ABD’NİN AB’Sİ – ALMANYA’NIN AB’Sİ

Yeni mali sözleşmenin Avrupa’yı nasıl ikiye böldüğünü dün incelemiştik. Ulusal çıkarlarını korumak adına kararı veto eden İngiltere’nin, Almanya-Merkezli Avrupa’nın dışına düştüğünü belirtmiştik.

Bugün de eski ve yeni AB’yi karşılaştırarak inceleyeceğiz.

ESKİ AB

Eski AB, aslında bir ABD projesiydi.

Washington’un projeye desteği, Berlin-Paris ekseninin son dönemdeki farklı politik hamlelerinde bile sürdü.

ABD’ye göre AB, bir rakip olmaktan çok, Çin-Rusya eksenine karşı birlikte hareket edeceği ortağı olacaktı nasılsa. Üstelik ABD, Berlin-Paris ekseninin aşırılıklarını, Londra ile de kontrol edebilecekti. Nitekim İngiltere, zaman zaman AB içinde Truva atı olarak nitelendiriliyordu.

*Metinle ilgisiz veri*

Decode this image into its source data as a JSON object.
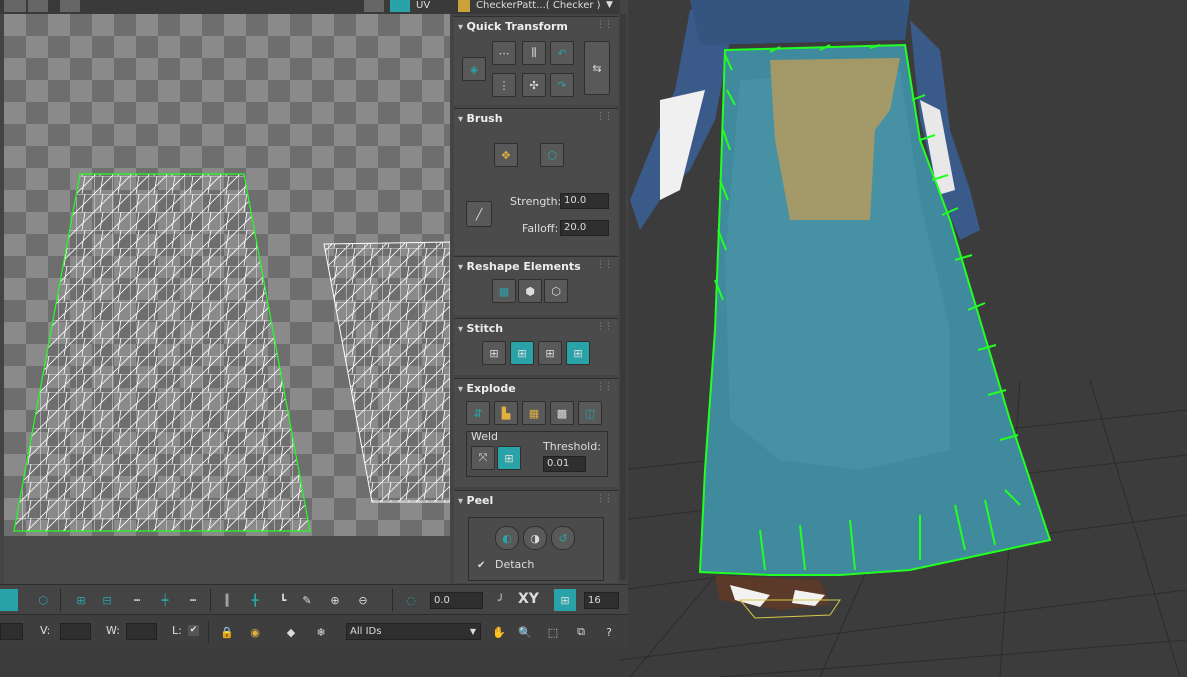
{
  "uv_editor": {
    "topbar": {
      "texture_dropdown": "CheckerPatt...( Checker )",
      "uv_label": "UV"
    }
  },
  "panel": {
    "quick_transform": {
      "title": "Quick Transform"
    },
    "brush": {
      "title": "Brush",
      "strength_label": "Strength:",
      "strength_value": "10.0",
      "falloff_label": "Falloff:",
      "falloff_value": "20.0"
    },
    "reshape": {
      "title": "Reshape Elements"
    },
    "stitch": {
      "title": "Stitch"
    },
    "explode": {
      "title": "Explode",
      "weld_label": "Weld",
      "threshold_label": "Threshold:",
      "threshold_value": "0.01"
    },
    "peel": {
      "title": "Peel",
      "detach_label": "Detach",
      "detach_checked": true
    }
  },
  "toolbar1": {
    "angle_value": "0.0",
    "xy_label": "XY",
    "snap_value": "16"
  },
  "toolbar2": {
    "v_label": "V:",
    "w_label": "W:",
    "l_label": "L:",
    "ids_dropdown": "All IDs"
  },
  "colors": {
    "accent": "#2aa3a8",
    "selection_edge": "#22ff22",
    "cloak": "#3f8a9c"
  }
}
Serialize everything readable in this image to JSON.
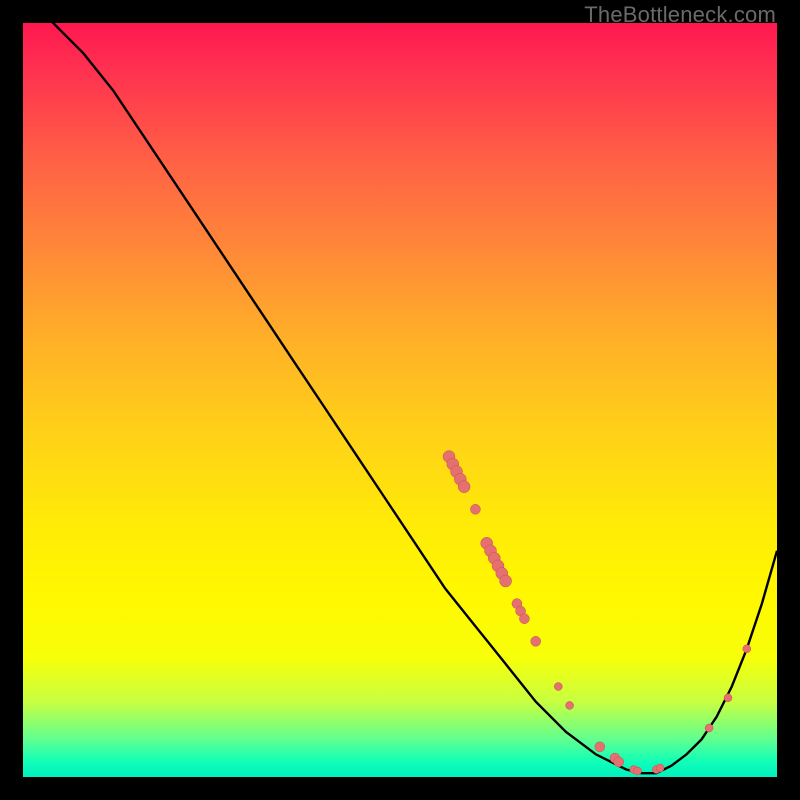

ABD’nin Türkiye’nin AB “üyeliği” adaylığının mimarı olduğu da unutulmamalı. Zira Ankara’yı AB kapısına bağlama fikri Berlin’den ya da Paris’ten değil, Washington’dan çıktı.

YENİ AB

İngiltere’nin vetosunu değerlendiren iki İngiliz gazetesinin başlığını yeniden anımsayalım: The IndependentAB İngiltere’yi terk etti”, Times da “İngiltere, tek başına kaldı” başlıklarıyla değerlendirdi kararı…

Evet, AB, İngiltere’yi terk etti, hatta kapıdan attı! Böylece yeni AB şekillendi: Almanya-Fransa merkezli yeni AB.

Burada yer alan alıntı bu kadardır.